Völlig unerwartet spürt Nephele, wie in ihr auf einmal lang unterdrückte Gefühle aufsteigen, als sie zum ersten Mal über das spricht, was sie siebzehn Jahre lang allein mit sich herumtragen musste. Wie nah ihr die Vergangenheit plötzlich ist! Sie hatte geglaubt, dass sie mit der Zeit Abstand zu diesem dunkelsten Kapitel ihrer Vergangenheit gefunden hat.
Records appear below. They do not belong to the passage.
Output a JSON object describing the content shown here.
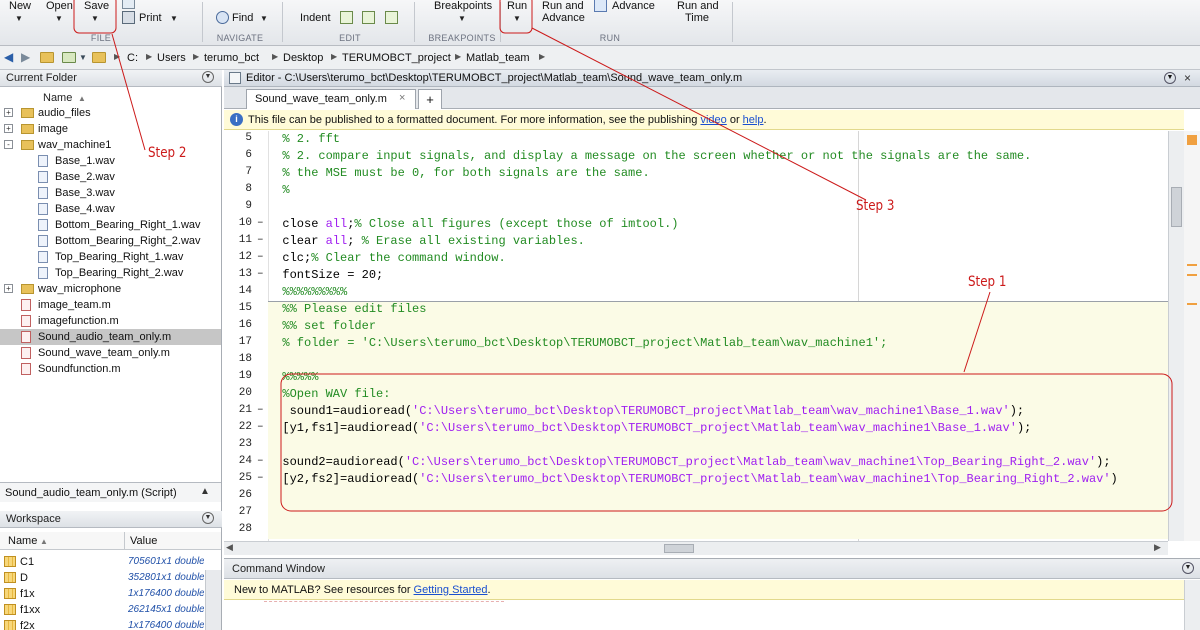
{
  "toolstrip": {
    "buttons": {
      "new": "New",
      "open": "Open",
      "save": "Save",
      "print": "Print",
      "find": "Find",
      "indent": "Indent",
      "breakpoints": "Breakpoints",
      "run": "Run",
      "run_and_advance_1": "Run and",
      "run_and_advance_2": "Advance",
      "advance": "Advance",
      "run_and_time_1": "Run and",
      "run_and_time_2": "Time"
    },
    "sections": {
      "file": "FILE",
      "navigate": "NAVIGATE",
      "edit": "EDIT",
      "breakpoints": "BREAKPOINTS",
      "run": "RUN"
    }
  },
  "address_bar": {
    "crumbs": [
      "C:",
      "Users",
      "terumo_bct",
      "Desktop",
      "TERUMOBCT_project",
      "Matlab_team"
    ]
  },
  "current_folder": {
    "title": "Current Folder",
    "column_name": "Name",
    "items": [
      {
        "label": "audio_files",
        "type": "folder",
        "level": 0,
        "expander": "+"
      },
      {
        "label": "image",
        "type": "folder",
        "level": 0,
        "expander": "+"
      },
      {
        "label": "wav_machine1",
        "type": "folder",
        "level": 0,
        "expander": "-"
      },
      {
        "label": "Base_1.wav",
        "type": "wav",
        "level": 1
      },
      {
        "label": "Base_2.wav",
        "type": "wav",
        "level": 1
      },
      {
        "label": "Base_3.wav",
        "type": "wav",
        "level": 1
      },
      {
        "label": "Base_4.wav",
        "type": "wav",
        "level": 1
      },
      {
        "label": "Bottom_Bearing_Right_1.wav",
        "type": "wav",
        "level": 1
      },
      {
        "label": "Bottom_Bearing_Right_2.wav",
        "type": "wav",
        "level": 1
      },
      {
        "label": "Top_Bearing_Right_1.wav",
        "type": "wav",
        "level": 1
      },
      {
        "label": "Top_Bearing_Right_2.wav",
        "type": "wav",
        "level": 1
      },
      {
        "label": "wav_microphone",
        "type": "folder",
        "level": 0,
        "expander": "+"
      },
      {
        "label": "image_team.m",
        "type": "m",
        "level": 0
      },
      {
        "label": "imagefunction.m",
        "type": "m",
        "level": 0
      },
      {
        "label": "Sound_audio_team_only.m",
        "type": "m",
        "level": 0,
        "selected": true
      },
      {
        "label": "Sound_wave_team_only.m",
        "type": "m",
        "level": 0
      },
      {
        "label": "Soundfunction.m",
        "type": "m",
        "level": 0
      }
    ],
    "details": "Sound_audio_team_only.m  (Script)"
  },
  "workspace": {
    "title": "Workspace",
    "col_name": "Name",
    "col_value": "Value",
    "vars": [
      {
        "name": "C1",
        "value": "705601x1 double"
      },
      {
        "name": "D",
        "value": "352801x1 double"
      },
      {
        "name": "f1x",
        "value": "1x176400 double"
      },
      {
        "name": "f1xx",
        "value": "262145x1 double"
      },
      {
        "name": "f2x",
        "value": "1x176400 double"
      }
    ]
  },
  "editor": {
    "title": "Editor - C:\\Users\\terumo_bct\\Desktop\\TERUMOBCT_project\\Matlab_team\\Sound_wave_team_only.m",
    "tab_label": "Sound_wave_team_only.m",
    "tab_close": "×",
    "tab_add": "+",
    "info": {
      "text_before": "This file can be published to a formatted document. For more information, see the publishing ",
      "link_video": "video",
      "text_mid": " or ",
      "link_help": "help",
      "text_after": "."
    },
    "lines": [
      {
        "n": "5",
        "dash": false,
        "cell": false,
        "parts": [
          {
            "t": "  % 2. fft",
            "c": "cm"
          }
        ]
      },
      {
        "n": "6",
        "dash": false,
        "cell": false,
        "parts": [
          {
            "t": "  % 2. compare input signals, and display a message on the screen whether or not the signals are the same.",
            "c": "cm"
          }
        ]
      },
      {
        "n": "7",
        "dash": false,
        "cell": false,
        "parts": [
          {
            "t": "  % the MSE must be 0, for both signals are the same.",
            "c": "cm"
          }
        ]
      },
      {
        "n": "8",
        "dash": false,
        "cell": false,
        "parts": [
          {
            "t": "  %",
            "c": "cm"
          }
        ]
      },
      {
        "n": "9",
        "dash": false,
        "cell": false,
        "parts": []
      },
      {
        "n": "10",
        "dash": true,
        "cell": false,
        "parts": [
          {
            "t": "  close ",
            "c": ""
          },
          {
            "t": "all",
            "c": "str"
          },
          {
            "t": ";",
            "c": ""
          },
          {
            "t": "% Close all figures (except those of imtool.)",
            "c": "cm"
          }
        ]
      },
      {
        "n": "11",
        "dash": true,
        "cell": false,
        "parts": [
          {
            "t": "  clear ",
            "c": ""
          },
          {
            "t": "all",
            "c": "str"
          },
          {
            "t": "; ",
            "c": ""
          },
          {
            "t": "% Erase all existing variables.",
            "c": "cm"
          }
        ]
      },
      {
        "n": "12",
        "dash": true,
        "cell": false,
        "parts": [
          {
            "t": "  clc;",
            "c": ""
          },
          {
            "t": "% Clear the command window.",
            "c": "cm"
          }
        ]
      },
      {
        "n": "13",
        "dash": true,
        "cell": false,
        "parts": [
          {
            "t": "  fontSize = 20;",
            "c": ""
          }
        ]
      },
      {
        "n": "14",
        "dash": false,
        "cell": false,
        "parts": [
          {
            "t": "  %%%%%%%%%",
            "c": "cm"
          }
        ]
      },
      {
        "n": "15",
        "dash": false,
        "cell": true,
        "parts": [
          {
            "t": "  %% Please edit files",
            "c": "cm"
          }
        ]
      },
      {
        "n": "16",
        "dash": false,
        "cell": true,
        "parts": [
          {
            "t": "  %% set folder",
            "c": "cm"
          }
        ]
      },
      {
        "n": "17",
        "dash": false,
        "cell": true,
        "parts": [
          {
            "t": "  % folder = 'C:\\Users\\terumo_bct\\Desktop\\TERUMOBCT_project\\Matlab_team\\wav_machine1';",
            "c": "cm"
          }
        ]
      },
      {
        "n": "18",
        "dash": false,
        "cell": true,
        "parts": []
      },
      {
        "n": "19",
        "dash": false,
        "cell": true,
        "parts": [
          {
            "t": "  %%%%%",
            "c": "cm"
          }
        ]
      },
      {
        "n": "20",
        "dash": false,
        "cell": true,
        "parts": [
          {
            "t": "  %Open WAV file:",
            "c": "cm"
          }
        ]
      },
      {
        "n": "21",
        "dash": true,
        "cell": true,
        "parts": [
          {
            "t": "   sound1=audioread(",
            "c": ""
          },
          {
            "t": "'C:\\Users\\terumo_bct\\Desktop\\TERUMOBCT_project\\Matlab_team\\wav_machine1\\Base_1.wav'",
            "c": "str"
          },
          {
            "t": ");",
            "c": ""
          }
        ]
      },
      {
        "n": "22",
        "dash": true,
        "cell": true,
        "parts": [
          {
            "t": "  [y1,fs1]=audioread(",
            "c": ""
          },
          {
            "t": "'C:\\Users\\terumo_bct\\Desktop\\TERUMOBCT_project\\Matlab_team\\wav_machine1\\Base_1.wav'",
            "c": "str"
          },
          {
            "t": ");",
            "c": ""
          }
        ]
      },
      {
        "n": "23",
        "dash": false,
        "cell": true,
        "parts": []
      },
      {
        "n": "24",
        "dash": true,
        "cell": true,
        "parts": [
          {
            "t": "  sound2=audioread(",
            "c": ""
          },
          {
            "t": "'C:\\Users\\terumo_bct\\Desktop\\TERUMOBCT_project\\Matlab_team\\wav_machine1\\Top_Bearing_Right_2.wav'",
            "c": "str"
          },
          {
            "t": ");",
            "c": ""
          }
        ]
      },
      {
        "n": "25",
        "dash": true,
        "cell": true,
        "parts": [
          {
            "t": "  [y2,fs2]=audioread(",
            "c": ""
          },
          {
            "t": "'C:\\Users\\terumo_bct\\Desktop\\TERUMOBCT_project\\Matlab_team\\wav_machine1\\Top_Bearing_Right_2.wav'",
            "c": "str"
          },
          {
            "t": ")",
            "c": ""
          }
        ]
      },
      {
        "n": "26",
        "dash": false,
        "cell": true,
        "parts": []
      },
      {
        "n": "27",
        "dash": false,
        "cell": true,
        "parts": []
      },
      {
        "n": "28",
        "dash": false,
        "cell": true,
        "parts": []
      }
    ]
  },
  "command_window": {
    "title": "Command Window",
    "notice_before": "New to MATLAB? See resources for ",
    "notice_link": "Getting Started",
    "notice_after": "."
  },
  "annotations": {
    "step1": "Step 1",
    "step2": "Step 2",
    "step3": "Step 3",
    "color": "#cc1a1a"
  },
  "colors": {
    "comment": "#228b22",
    "string": "#a020f0",
    "link": "#1a4fd0",
    "info_bg": "#fffbd8",
    "cell_bg": "#fbfbe6",
    "selected_row": "#c6c6c6"
  }
}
Dabei war sie immer gegenwärtig, wird ihr bewusst. Karls Schatten hat uns all die Jahre begleitet. Plötzlich steigt Panik in ihr hoch. Raus! Bloß raus aus diesem Zimmer, sagt ihr der Verstand. Bevor alles aus mir herausbricht und ich mich um Kopf und Kragen rede. Ich muss nachdenken. Ich muss einen Plan schmieden, wie ich meinen Sohn beschützen kann. Ich darf nicht zulassen, dass uns die Vergangenheit einholt und ins Verderben zieht!

Nephele spürt ihre Beine kaum, als sie langsam aufsteht. Sie hofft, dass sie es schaffen wird, ohne zu schwanken das Zimmer zu verlassen. Sie lächelt Ilias zu und geht zur Tür.

Ihr Sohn ruft hinter ihr her: „Ich bin alt genug, das selbst zu entscheiden!“

Nephele weiß, dass das nicht stimmt. Aber auch das sollte sie jetzt tunlichst nicht sagen. Mühsam beherrscht dreht sie sich zu ihrem Sohn um. „Natürlich bist du das, mein Schatz.“ Erneut wendet sie sich zur Tür und will das Zimmer endgültig verlassen. Doch sie kommt nicht weit. Die Worte ihres Sohnes treffen sie wie ein Dolch in den Rücken.

„Er kommt demnächst aus dem Gefängnis und will mich kennenlernen“, verkündet Ilias mit fester Stimme.

Nephele erstarrt. Einen Augenblick später stürzt sie wortlos hinaus.